Marketers Must Identify The Right Level Of Interruption

Modern magic, sometimes even modern religion. This is how technology is sometimes perceived. But with all the wisdom, all the knowledge, all the communication that is possible in this asymmetric digital age, often it is the patience and the endurance of the consumer that are seriously tested.

Virtually everything in your life is connected and able to communicate. The constant updates, notifications and chirps could quickly overwhelm. Marketers who contribute to this ever-increasing noise risk rendering their messages irrelevant, ignored and ultimately dead on arrival.

As we navigate this hyper-connected, hyper-relevant, hyper-personalized, always-on landscape, what key questions should brands be asking when designing any communication?

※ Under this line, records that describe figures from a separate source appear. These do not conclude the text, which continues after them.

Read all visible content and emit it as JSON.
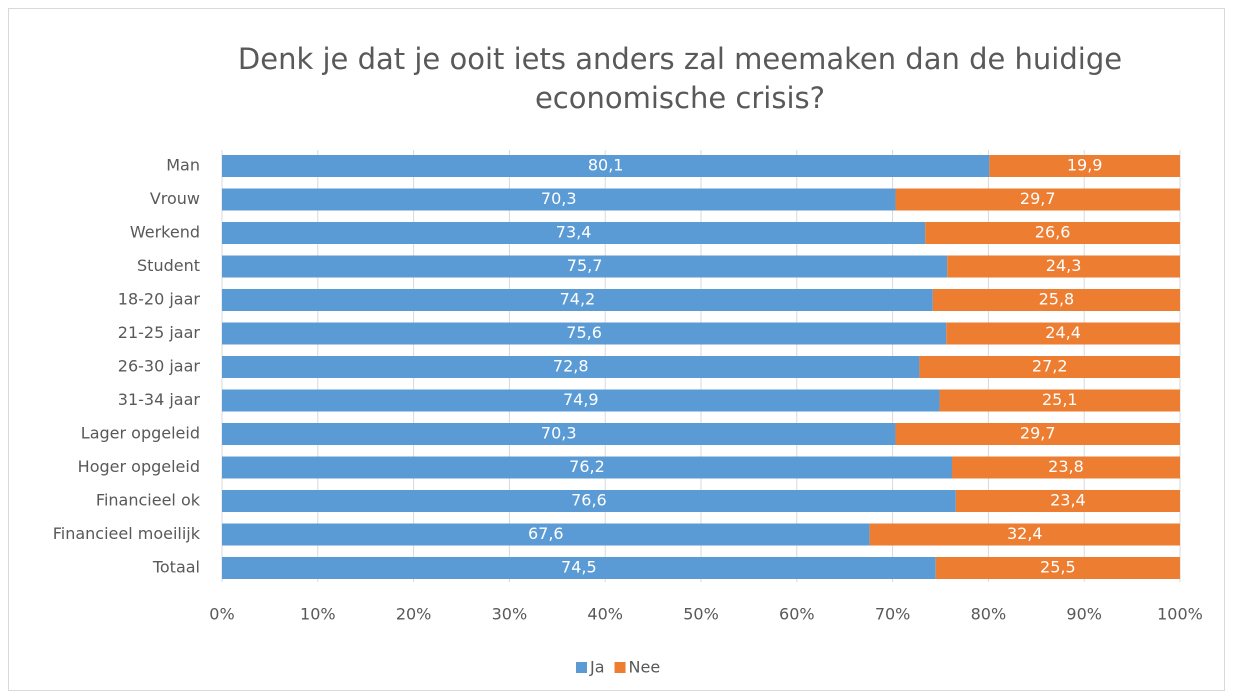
{
  "chart_data": {
    "type": "stacked-bar-horizontal",
    "title": "Denk je dat je ooit iets anders zal meemaken dan de huidige economische crisis?",
    "categories": [
      "Man",
      "Vrouw",
      "Werkend",
      "Student",
      "18-20 jaar",
      "21-25 jaar",
      "26-30 jaar",
      "31-34 jaar",
      "Lager opgeleid",
      "Hoger opgeleid",
      "Financieel ok",
      "Financieel moeilijk",
      "Totaal"
    ],
    "series": [
      {
        "name": "Ja",
        "color": "#5b9bd5",
        "values": [
          80.1,
          70.3,
          73.4,
          75.7,
          74.2,
          75.6,
          72.8,
          74.9,
          70.3,
          76.2,
          76.6,
          67.6,
          74.5
        ],
        "value_labels": [
          "80,1",
          "70,3",
          "73,4",
          "75,7",
          "74,2",
          "75,6",
          "72,8",
          "74,9",
          "70,3",
          "76,2",
          "76,6",
          "67,6",
          "74,5"
        ]
      },
      {
        "name": "Nee",
        "color": "#ed7d31",
        "values": [
          19.9,
          29.7,
          26.6,
          24.3,
          25.8,
          24.4,
          27.2,
          25.1,
          29.7,
          23.8,
          23.4,
          32.4,
          25.5
        ],
        "value_labels": [
          "19,9",
          "29,7",
          "26,6",
          "24,3",
          "25,8",
          "24,4",
          "27,2",
          "25,1",
          "29,7",
          "23,8",
          "23,4",
          "32,4",
          "25,5"
        ]
      }
    ],
    "xlim": [
      0,
      100
    ],
    "xticks": [
      {
        "value": 0,
        "label": "0%"
      },
      {
        "value": 10,
        "label": "10%"
      },
      {
        "value": 20,
        "label": "20%"
      },
      {
        "value": 30,
        "label": "30%"
      },
      {
        "value": 40,
        "label": "40%"
      },
      {
        "value": 50,
        "label": "50%"
      },
      {
        "value": 60,
        "label": "60%"
      },
      {
        "value": 70,
        "label": "70%"
      },
      {
        "value": 80,
        "label": "80%"
      },
      {
        "value": 90,
        "label": "90%"
      },
      {
        "value": 100,
        "label": "100%"
      }
    ],
    "grid": true,
    "legend": "bottom"
  }
}
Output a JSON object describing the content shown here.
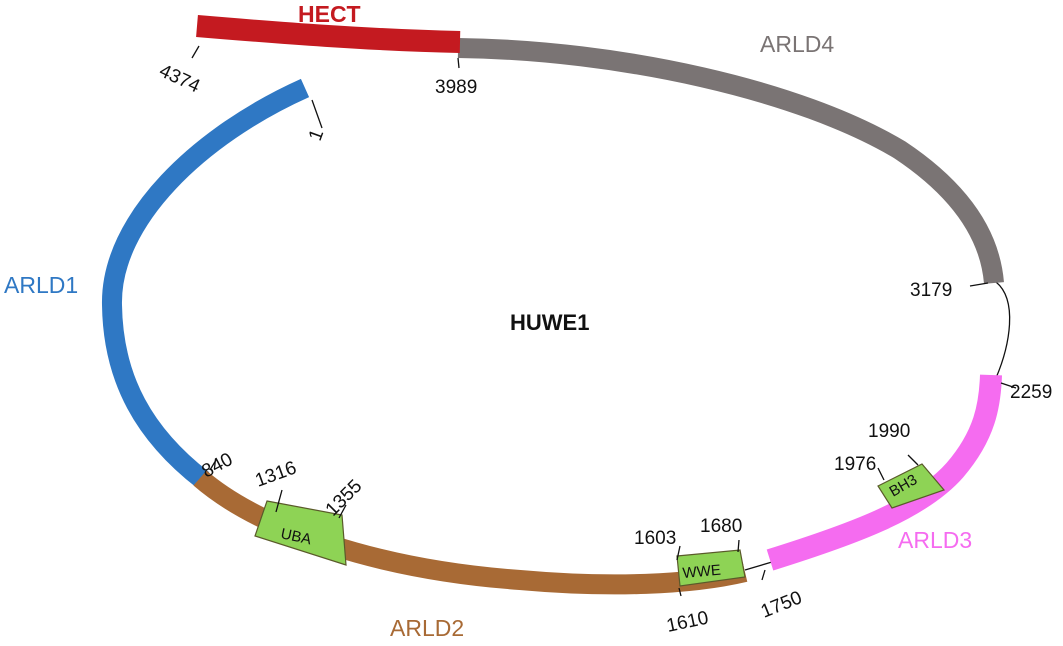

Calm technology might be an answer – it’s the concept that technology shouldn’t require all of our attention, just some of it, and only when necessary. It’s a state of being in which a user’s primary task is not determining how tech works, but being human. Having smarter people, not things. It’s the same with interruptions or distractions. Finding the right level could mean the world of difference between learning and creativity, or annoyance and irritation.

If brands were to embrace the following ideas, it could mean better engagement in a more relevant and contextual manner.

  • Cadence & Volume. Less is more. Brands have made it all too messy, often forgetting to ask themselves: what is the right level of outreach to simplify purchase decisions? As the value of attention rises, marketers need to understand that consumers can be quite unforgiving. To earn attention, it is going to have to be in a way that is not dependent on the cadence of the message or how high pitched the interruptive value.
  • Active vs. Passive content. Brands need marketing programs to have content that is available to their customers when they seek it out vs. actively reaching out to them all the time. Consider any telecom brand, which is probably sending across a constant stream of communications that consumers don’t need. What the customer is really concerned about is whether the data plan is working and the phone is functioning, and they don’t really want to know any more. Instead, if your telecom brand simply informed you of everything you needed throughout your experience without intruding, consumers would be more likely to engage.
  • Customer-centric vs. Customer-directed. Marketers often struggle because they are not in the mindset of thinking about the customer being in control vs. them being the target. When you realize your product is going to thrive or die based on the whims of the customer, it can be a rather scary prospect.

Marketers often overlook the nature of the customer’s mindset because what matters most is the desire to hit their numbers. The key is to empower the customer with what they need to help them make a confident purchase, while also developing a holistic view of each individual customer interaction and experience over the life of the relationship.